In order for the limit to exists, the following must take place:

lim (x + 1) as x tends 0 from the left = lim (x^2 + 1) as x tends to 0 from the right.

Let x = 0.

(x + 1) = (x^2 + 1)

(0 + 1) = ((0)^2 + 1)

1 = 1

So, I can now say that the limit of f(x) as x tends to 0 is 1.

You say?

If this is right, I post 5 more on my next day off.

 

no interesting limit points found
limit at x=0 is undefined, though left and right limits exist.

 

It's not right?

 

Please explain this! Why is there no limit at x= 0? It looks to me like the limit at x= 0 is 1 as nycmathguy said.

 

at x=0 , the left lim is -1 and the right limit is 1; so, different

Existence of a limit means that it has one definite and finite, real value ( in one dimensional case). If the left limit and right limit are different, then they are two different values and so the ""one value " criteria is violated. The left hand limit as well as the right hand limit of the function should be the same if the function is to have a limit.

 

True but this is a piecewise function.

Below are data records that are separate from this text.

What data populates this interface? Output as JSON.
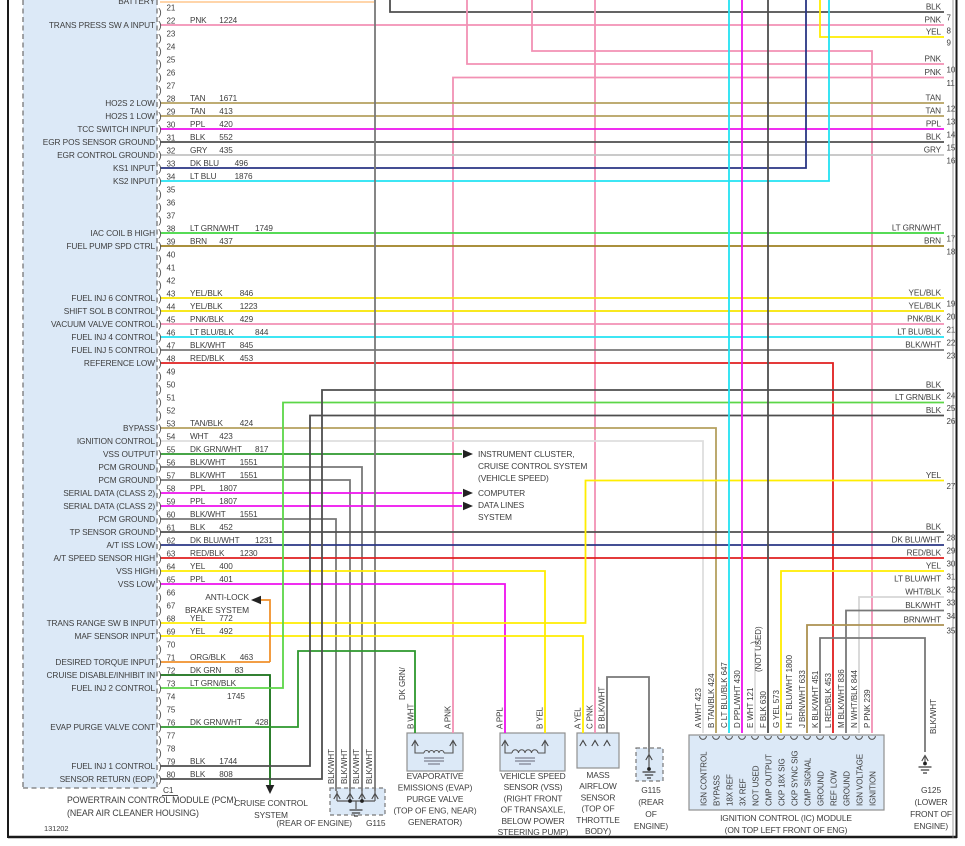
{
  "palette": {
    "PNK": "#F291B4",
    "TAN": "#B5A05F",
    "PPL": "#EE10EE",
    "BLK": "#4E4E4E",
    "GRY": "#C2C2C2",
    "DK BLU": "#2A3684",
    "LT BLU": "#23E2F2",
    "LT GRN/WHT": "#3ED63E",
    "BRN": "#9E8020",
    "YEL": "#FFED00",
    "YEL/BLK": "#F7E400",
    "PNK/BLK": "#F291B4",
    "LT BLU/BLK": "#23E2F2",
    "BLK/WHT": "#787878",
    "RED/BLK": "#E01F1F",
    "TAN/BLK": "#B5A05F",
    "WHT": "#DEDEDE",
    "DK GRN/WHT": "#2D982D",
    "DK BLU/WHT": "#2A3684",
    "ORG/BLK": "#F0912C",
    "DK GRN": "#156F15",
    "LT GRN/BLK": "#5CD648",
    "ORG": "#FFCF9E",
    "WHT/BLK": "#D6D6D6",
    "BRN/WHT": "#AC9150",
    "PPL/WHT": "#EE10EE"
  },
  "box_fill": "#DCE9F7",
  "pcm": {
    "caption": [
      "POWERTRAIN CONTROL MODULE (PCM)",
      "(NEAR AIR CLEANER HOUSING)"
    ],
    "connector": "C1",
    "pins": [
      {
        "n": 20,
        "label": "BATTERY",
        "color": "ORG",
        "num": ""
      },
      {
        "n": 21
      },
      {
        "n": 22,
        "label": "TRANS PRESS SW A INPUT",
        "color": "PNK",
        "num": "1224"
      },
      {
        "n": 23
      },
      {
        "n": 24
      },
      {
        "n": 25
      },
      {
        "n": 26
      },
      {
        "n": 27
      },
      {
        "n": 28,
        "label": "HO2S 2 LOW",
        "color": "TAN",
        "num": "1671"
      },
      {
        "n": 29,
        "label": "HO2S 1 LOW",
        "color": "TAN",
        "num": "413"
      },
      {
        "n": 30,
        "label": "TCC SWITCH INPUT",
        "color": "PPL",
        "num": "420"
      },
      {
        "n": 31,
        "label": "EGR POS SENSOR GROUND",
        "color": "BLK",
        "num": "552"
      },
      {
        "n": 32,
        "label": "EGR CONTROL GROUND",
        "color": "GRY",
        "num": "435"
      },
      {
        "n": 33,
        "label": "KS1 INPUT",
        "color": "DK BLU",
        "num": "496"
      },
      {
        "n": 34,
        "label": "KS2 INPUT",
        "color": "LT BLU",
        "num": "1876"
      },
      {
        "n": 35
      },
      {
        "n": 36
      },
      {
        "n": 37
      },
      {
        "n": 38,
        "label": "IAC COIL B HIGH",
        "color": "LT GRN/WHT",
        "num": "1749"
      },
      {
        "n": 39,
        "label": "FUEL PUMP SPD CTRL",
        "color": "BRN",
        "num": "437"
      },
      {
        "n": 40
      },
      {
        "n": 41
      },
      {
        "n": 42
      },
      {
        "n": 43,
        "label": "FUEL INJ 6 CONTROL",
        "color": "YEL/BLK",
        "num": "846"
      },
      {
        "n": 44,
        "label": "SHIFT SOL B CONTROL",
        "color": "YEL/BLK",
        "num": "1223"
      },
      {
        "n": 45,
        "label": "VACUUM VALVE CONTROL",
        "color": "PNK/BLK",
        "num": "429"
      },
      {
        "n": 46,
        "label": "FUEL INJ 4 CONTROL",
        "color": "LT BLU/BLK",
        "num": "844"
      },
      {
        "n": 47,
        "label": "FUEL INJ 5 CONTROL",
        "color": "BLK/WHT",
        "num": "845"
      },
      {
        "n": 48,
        "label": "REFERENCE LOW",
        "color": "RED/BLK",
        "num": "453"
      },
      {
        "n": 49
      },
      {
        "n": 50
      },
      {
        "n": 51
      },
      {
        "n": 52
      },
      {
        "n": 53,
        "label": "BYPASS",
        "color": "TAN/BLK",
        "num": "424"
      },
      {
        "n": 54,
        "label": "IGNITION CONTROL",
        "color": "WHT",
        "num": "423"
      },
      {
        "n": 55,
        "label": "VSS OUTPUT",
        "color": "DK GRN/WHT",
        "num": "817"
      },
      {
        "n": 56,
        "label": "PCM GROUND",
        "color": "BLK/WHT",
        "num": "1551"
      },
      {
        "n": 57,
        "label": "PCM GROUND",
        "color": "BLK/WHT",
        "num": "1551"
      },
      {
        "n": 58,
        "label": "SERIAL DATA (CLASS 2)",
        "color": "PPL",
        "num": "1807"
      },
      {
        "n": 59,
        "label": "SERIAL DATA (CLASS 2)",
        "color": "PPL",
        "num": "1807"
      },
      {
        "n": 60,
        "label": "PCM GROUND",
        "color": "BLK/WHT",
        "num": "1551"
      },
      {
        "n": 61,
        "label": "TP SENSOR GROUND",
        "color": "BLK",
        "num": "452"
      },
      {
        "n": 62,
        "label": "A/T ISS LOW",
        "color": "DK BLU/WHT",
        "num": "1231"
      },
      {
        "n": 63,
        "label": "A/T SPEED SENSOR HIGH",
        "color": "RED/BLK",
        "num": "1230"
      },
      {
        "n": 64,
        "label": "VSS HIGH",
        "color": "YEL",
        "num": "400"
      },
      {
        "n": 65,
        "label": "VSS LOW",
        "color": "PPL",
        "num": "401"
      },
      {
        "n": 66
      },
      {
        "n": 67
      },
      {
        "n": 68,
        "label": "TRANS RANGE SW B INPUT",
        "color": "YEL",
        "num": "772"
      },
      {
        "n": 69,
        "label": "MAF SENSOR INPUT",
        "color": "YEL",
        "num": "492"
      },
      {
        "n": 70
      },
      {
        "n": 71,
        "label": "DESIRED TORQUE INPUT",
        "color": "ORG/BLK",
        "num": "463"
      },
      {
        "n": 72,
        "label": "CRUISE DISABLE/INHIBIT IN",
        "color": "DK GRN",
        "num": "83"
      },
      {
        "n": 73,
        "label": "FUEL INJ 2 CONTROL",
        "color": "LT GRN/BLK",
        "num": "1745",
        "wrap": true
      },
      {
        "n": 74
      },
      {
        "n": 75
      },
      {
        "n": 76,
        "label": "EVAP PURGE VALVE CONT",
        "color": "DK GRN/WHT",
        "num": "428"
      },
      {
        "n": 77
      },
      {
        "n": 78
      },
      {
        "n": 79,
        "label": "FUEL INJ 1 CONTROL",
        "color": "BLK",
        "num": "1744"
      },
      {
        "n": 80,
        "label": "SENSOR RETURN (EOP)",
        "color": "BLK",
        "num": "808"
      }
    ]
  },
  "right_edge": [
    {
      "n": "7",
      "c": "BLK"
    },
    {
      "n": "8",
      "c": "PNK"
    },
    {
      "n": "9",
      "c": "YEL"
    },
    {
      "n": "10",
      "c": "PNK"
    },
    {
      "n": "11",
      "c": "PNK"
    },
    {
      "n": "12",
      "c": "TAN"
    },
    {
      "n": "13",
      "c": "TAN"
    },
    {
      "n": "14",
      "c": "PPL"
    },
    {
      "n": "15",
      "c": "BLK"
    },
    {
      "n": "16",
      "c": "GRY"
    },
    {
      "n": "17",
      "c": "LT GRN/WHT"
    },
    {
      "n": "18",
      "c": "BRN"
    },
    {
      "n": "19",
      "c": "YEL/BLK"
    },
    {
      "n": "20",
      "c": "YEL/BLK"
    },
    {
      "n": "21",
      "c": "PNK/BLK"
    },
    {
      "n": "22",
      "c": "LT BLU/BLK"
    },
    {
      "n": "23",
      "c": "BLK/WHT"
    },
    {
      "n": "24",
      "c": "BLK"
    },
    {
      "n": "25",
      "c": "LT GRN/BLK"
    },
    {
      "n": "26",
      "c": "BLK"
    },
    {
      "n": "27",
      "c": "YEL"
    },
    {
      "n": "28",
      "c": "BLK"
    },
    {
      "n": "29",
      "c": "DK BLU/WHT"
    },
    {
      "n": "30",
      "c": "RED/BLK"
    },
    {
      "n": "31",
      "c": "YEL"
    },
    {
      "n": "32",
      "c": "LT BLU/WHT"
    },
    {
      "n": "33",
      "c": "WHT/BLK"
    },
    {
      "n": "34",
      "c": "BLK/WHT"
    },
    {
      "n": "35",
      "c": "BRN/WHT"
    }
  ],
  "annotations": {
    "instrument_cluster": [
      "INSTRUMENT CLUSTER,",
      "CRUISE CONTROL SYSTEM",
      "(VEHICLE SPEED)"
    ],
    "computer_data": [
      "COMPUTER",
      "DATA LINES",
      "SYSTEM"
    ],
    "abs": [
      "ANTI-LOCK",
      "BRAKE SYSTEM"
    ],
    "cruise": [
      "CRUISE CONTROL",
      "SYSTEM"
    ]
  },
  "components": {
    "evap": {
      "caption": [
        "EVAPORATIVE",
        "EMISSIONS (EVAP)",
        "PURGE VALVE",
        "(TOP OF ENG, NEAR)",
        "GENERATOR)"
      ],
      "pin_b_lines": [
        "DK GRN/",
        "B WHT"
      ],
      "pin_a": "A PNK"
    },
    "vss": {
      "caption": [
        "VEHICLE SPEED",
        "SENSOR (VSS)",
        "(RIGHT FRONT",
        "OF TRANSAXLE,",
        "BELOW POWER",
        "STEERING PUMP)"
      ],
      "pin_a": "A PPL",
      "pin_b": "B YEL"
    },
    "maf": {
      "caption": [
        "MASS",
        "AIRFLOW",
        "SENSOR",
        "(TOP OF",
        "THROTTLE",
        "BODY)"
      ],
      "pins": [
        "A YEL",
        "C PNK",
        "B BLK/WHT"
      ]
    },
    "ic": {
      "caption": [
        "IGNITION CONTROL (IC) MODULE",
        "(ON TOP LEFT FRONT OF ENG)"
      ],
      "not_used": "(NOT USED)",
      "pins": [
        {
          "l": "A",
          "c": "WHT",
          "n": "423",
          "f": "IGN CONTROL"
        },
        {
          "l": "B",
          "c": "TAN/BLK",
          "n": "424",
          "f": "BYPASS"
        },
        {
          "l": "C",
          "c": "LT BLU/BLK",
          "n": "647",
          "f": "18X REF"
        },
        {
          "l": "D",
          "c": "PPL/WHT",
          "n": "430",
          "f": "3X REF"
        },
        {
          "l": "E",
          "c": "WHT",
          "n": "121",
          "f": "NOT USED"
        },
        {
          "l": "F",
          "c": "BLK",
          "n": "630",
          "f": "CMP OUTPUT"
        },
        {
          "l": "G",
          "c": "YEL",
          "n": "573",
          "f": "CKP 18X SIG"
        },
        {
          "l": "H",
          "c": "LT BLU/WHT",
          "n": "1800",
          "f": "CKP SYNC SIG"
        },
        {
          "l": "J",
          "c": "BRN/WHT",
          "n": "633",
          "f": "CMP SIGNAL"
        },
        {
          "l": "K",
          "c": "BLK/WHT",
          "n": "451",
          "f": "GROUND"
        },
        {
          "l": "L",
          "c": "RED/BLK",
          "n": "453",
          "f": "REF LOW"
        },
        {
          "l": "M",
          "c": "BLK/WHT",
          "n": "836",
          "f": "GROUND"
        },
        {
          "l": "N",
          "c": "WHT/BLK",
          "n": "844",
          "f": "IGN VOLTAGE"
        },
        {
          "l": "P",
          "c": "PNK",
          "n": "239",
          "f": "IGNITION"
        }
      ]
    },
    "g115_pcm": {
      "label": "G115",
      "location": "(REAR OF ENGINE)",
      "wire_labels": [
        "BLK/WHT",
        "BLK/WHT",
        "BLK/WHT",
        "BLK/WHT"
      ]
    },
    "g115_maf": {
      "label": "G115",
      "location_lines": [
        "(REAR",
        "OF",
        "ENGINE)"
      ],
      "wire_label": "BLK/WHT"
    },
    "g125": {
      "label": "G125",
      "location_lines": [
        "(LOWER",
        "FRONT OF",
        "ENGINE)"
      ],
      "wire_label": "BLK/WHT"
    }
  },
  "footer_number": "131202"
}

Why is my setting wrong?

 

you did this:
Let x = 0.

(x + 1) = (x^2 + 1)

(0 + 1) = ((0)^2 + 1)

1 = 1
just proof that both equations of piecewise function are equal IF x=0

but, conditions are
for x+1 given that x<=0
for x^2+1 given that x>0

 

I found a video online with the same problem. If I am wrong, so is the math teacher on YouTube.

 

try this one

https://www.desmos.com/calculator/9y8itvyshy

or copy this and past to wolfram alpha

lim(Piecewise[{{x+1, x<=0}, {x^2+1, x>0}}] )

 

Is the math teacher on YouTube wrong?

 

he is right about existence of the left and right limit that are same
but limit at x=0 is undefined, though left and right limits exist

 

I will post a few limits of piecewise functions on my next set of days off.